The original Paros were more complicated than they needed to be, as they were capable of moving around. Shibata said that wasn’t really needed, so he simplified the design and refined it over the years to make it more production ready and to take advantage of user feedback.
Paro is used for elderly patients, including those with dementia, as well as children with autism and other conditions. Like a real pet, Paro responds to their moods and helps calm them, Shibata said, but without the expense of using a real animal. Paro can respond to touch, purr, blink its eyes, make sounds and adjust its body temperature.
More than 3,000 of the seals are now in use in hospitals, nursing homes and other facilities around the world, and were introduced into France’s medical system last year.
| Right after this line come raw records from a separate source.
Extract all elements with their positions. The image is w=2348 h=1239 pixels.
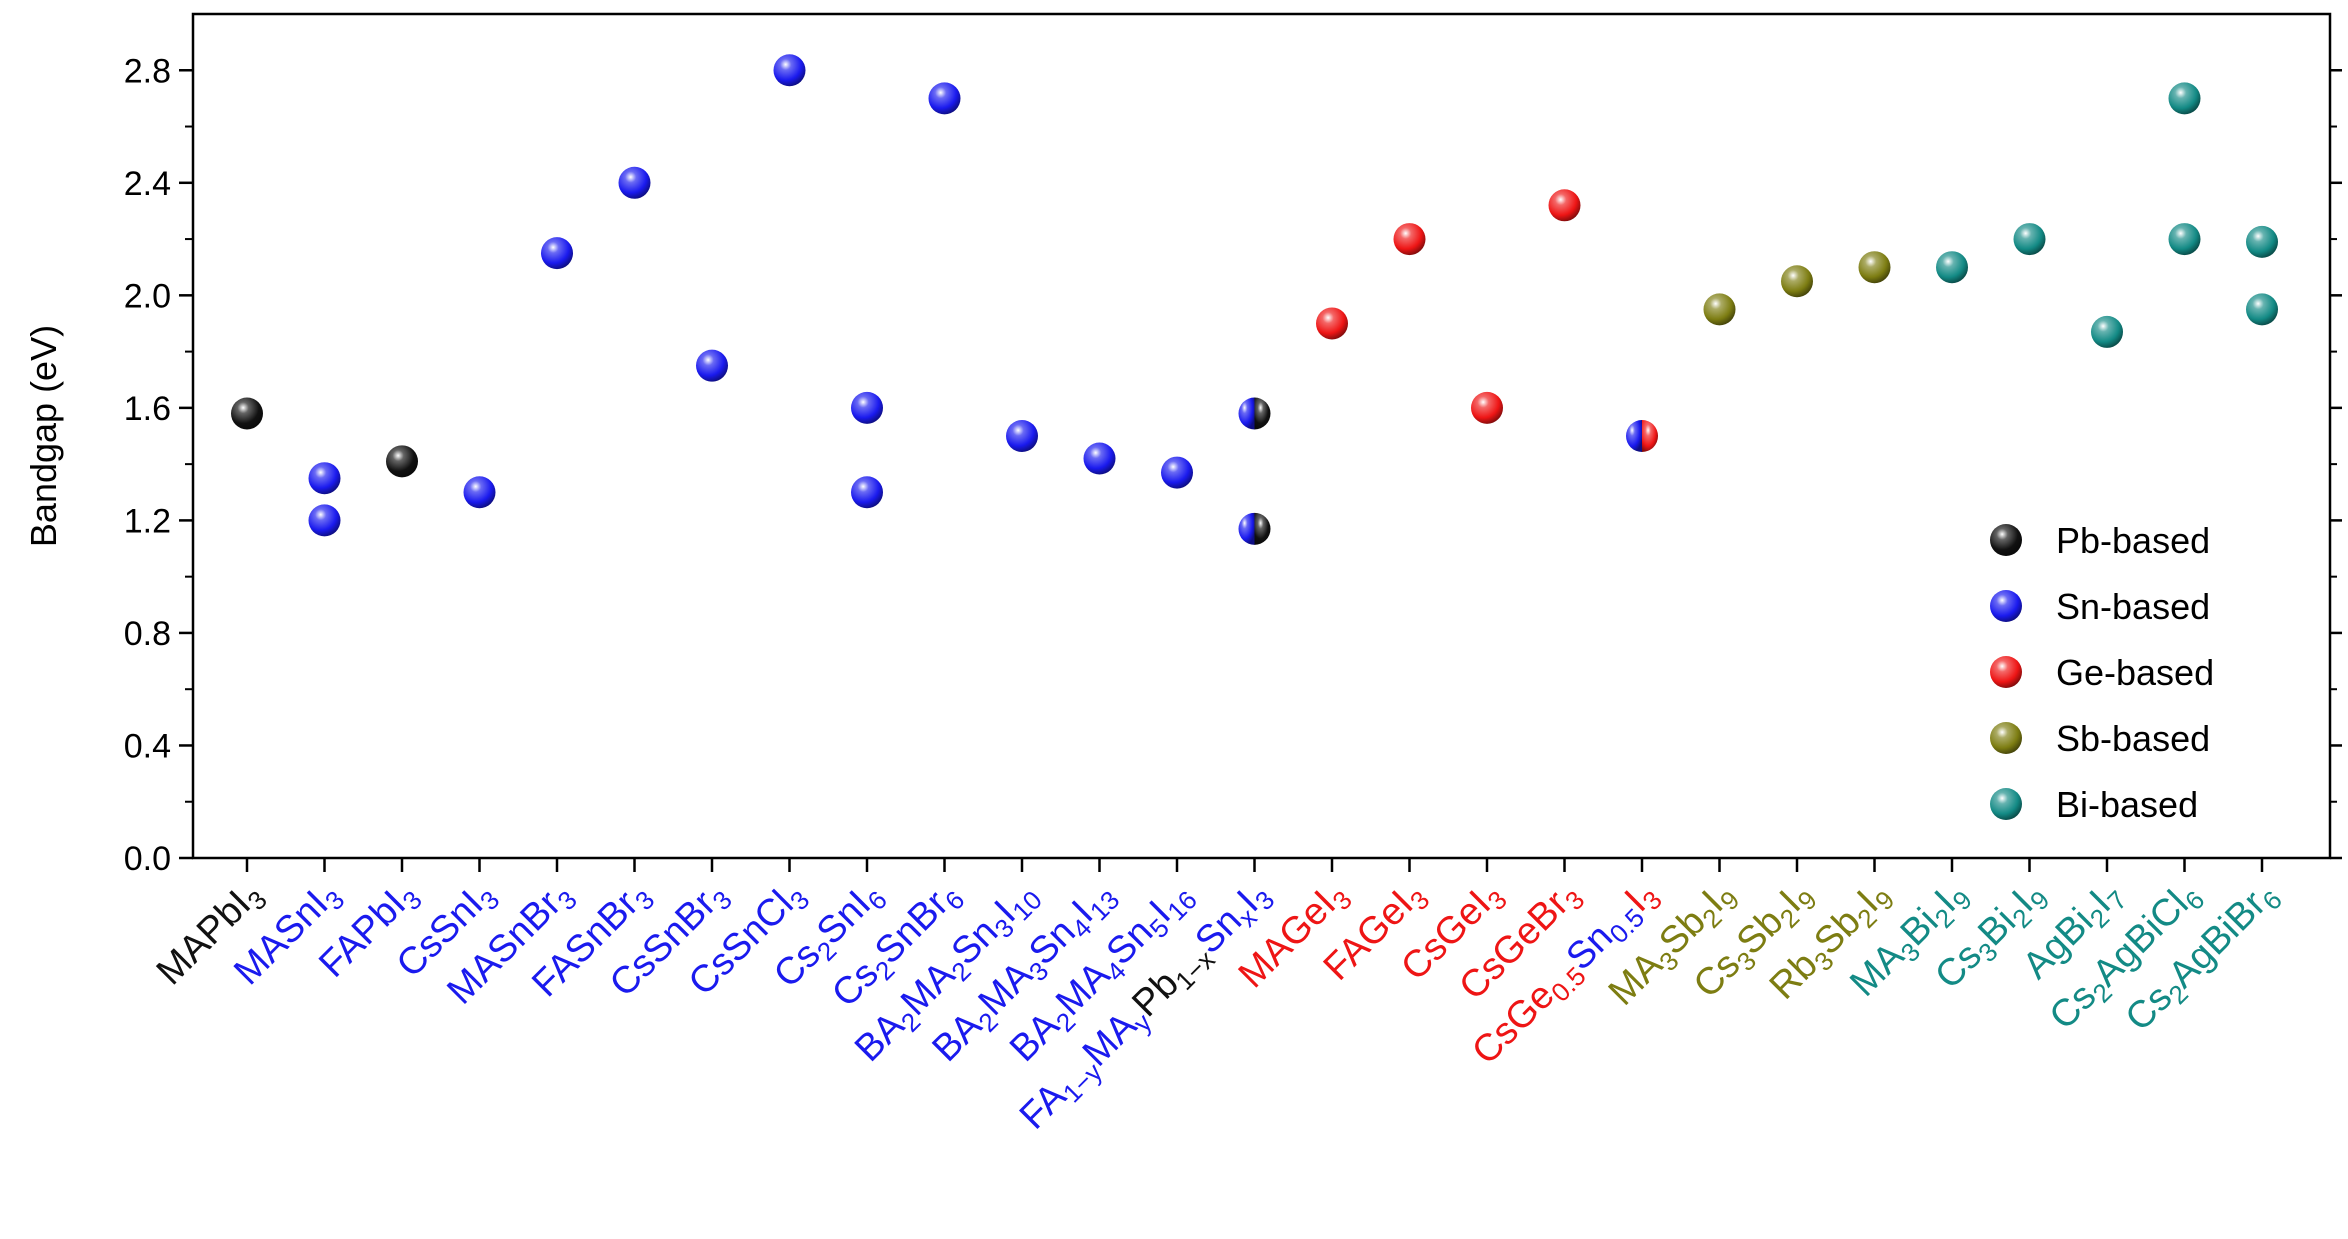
legend-marker-ge [1990,656,2022,688]
y-tick-label: 2.8 [124,52,171,90]
data-point [851,476,883,509]
data-point [2168,223,2201,256]
data-point-left-half [1238,397,1255,430]
x-tick-labels: MAPbI3MASnI3FAPbI3CsSnI3MASnBr3FASnBr3Cs… [149,873,2288,1138]
data-point [1006,420,1038,452]
chart-axes: 0.0 0.4 0.8 1.2 1.6 2.0 2.4 2.8 [124,12,2342,878]
y-tick-label: 1.2 [124,502,171,540]
data-point [231,397,263,430]
y-tick-label: 0.4 [124,727,171,765]
data-point [928,82,961,115]
data-points [231,54,2278,545]
y-tick-label: 0.8 [124,615,171,653]
legend-marker-pb [1990,524,2022,556]
legend-label-sn: Sn-based [2056,586,2210,627]
legend: Pb-based Sn-based Ge-based Sb-based Bi-based [1990,520,2214,825]
data-point-left-half [1626,420,1642,452]
legend-label-bi: Bi-based [2056,784,2198,825]
data-point [463,476,496,509]
y-axis-title: Bandgap (eV) [23,325,64,547]
data-point-right-half [1254,512,1271,545]
y-tick-label: 0.0 [124,840,171,878]
data-point [2246,293,2278,326]
y-tick-label: 2.0 [124,277,171,315]
data-point [1858,251,1891,284]
y-axis-title-group: Bandgap (eV) [23,325,64,547]
data-point [1936,251,1968,284]
data-point [1781,265,1813,298]
legend-label-pb: Pb-based [2056,520,2210,561]
data-point [2246,225,2278,258]
data-point [1471,391,1503,424]
data-point [386,445,418,478]
data-point-right-half [1642,420,1658,452]
legend-marker-sn [1990,590,2022,622]
data-point [1083,442,1116,475]
legend-marker-bi [1990,788,2022,820]
data-point [308,504,341,537]
data-point [1703,293,1736,326]
data-point [696,349,728,382]
data-point [851,391,883,424]
data-point [1161,456,1193,489]
legend-marker-sb [1990,722,2022,754]
data-point [2168,82,2201,115]
data-point [1548,189,1581,222]
data-point-left-half [1238,512,1255,545]
plot-frame [191,12,2332,860]
data-point [618,166,651,199]
data-point-split [1626,420,1658,452]
data-point-split [1238,512,1271,545]
data-point [541,237,573,270]
data-point [2013,223,2046,256]
data-point [1316,307,1348,340]
data-point [1393,223,1426,256]
x-tick-label: Cs2SnI6 [766,873,893,1000]
legend-label-sb: Sb-based [2056,718,2210,759]
legend-label-ge: Ge-based [2056,652,2214,693]
data-point [2091,315,2123,348]
data-point [773,54,806,87]
data-point [308,462,341,495]
data-point-split [1238,397,1271,430]
y-tick-label: 2.4 [124,165,171,203]
data-point-right-half [1254,397,1271,430]
y-tick-label: 1.6 [124,390,171,428]
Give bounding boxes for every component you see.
The Parisian hospital system evaluated the robot and “found Paro is very good for cancer patients, for palliative care,” Shibata said.
Drones Everywhere
Several companies outlined their plans to make small unmanned aircraft more aware of their surroundings, rather than just relying on remote control to operate.
David Scaramuzza, of the University of Zurich’s Robotics and Perception Group, said he has been working on a system using onboard optics to quickly scan and map a drone’s surroundings as it flies through.
“GPS does not work indoors, so how can you deal with situations like this that are not line of sight?” he said.
His system uses “keyframe” photos and then compares the drone’s position to them. So far, he says the mapping system has proven to be “very fast — it’s faster than the camera itself.” He plans to test it by mapping the cluttered, dimly lit tunnels of CERN, the European Organization for Nuclear Research, in Switzerland.
Sebastian Courroux of France’s Novadem described his company’s new local positioning system, which enabled it to carry out a recent bridge inspection without the use of GPS. The LPS system proved to be more precise when compared to a similar inspection using GPS, he said.
LPS relies on beacons, or tags, that are placed on the ground and used to locate the UAS in place of satellites. The bridge inspection was carried out in December 2014, and an indoor test flight was conducted in Rognac, France, with similar good results, Courroux said. That flight used five beacons to help locate the aircraft using radio frequencies.
The LPS system allows the UAS to achieve an accuracy of 10 centimeters in three dimensions, he said.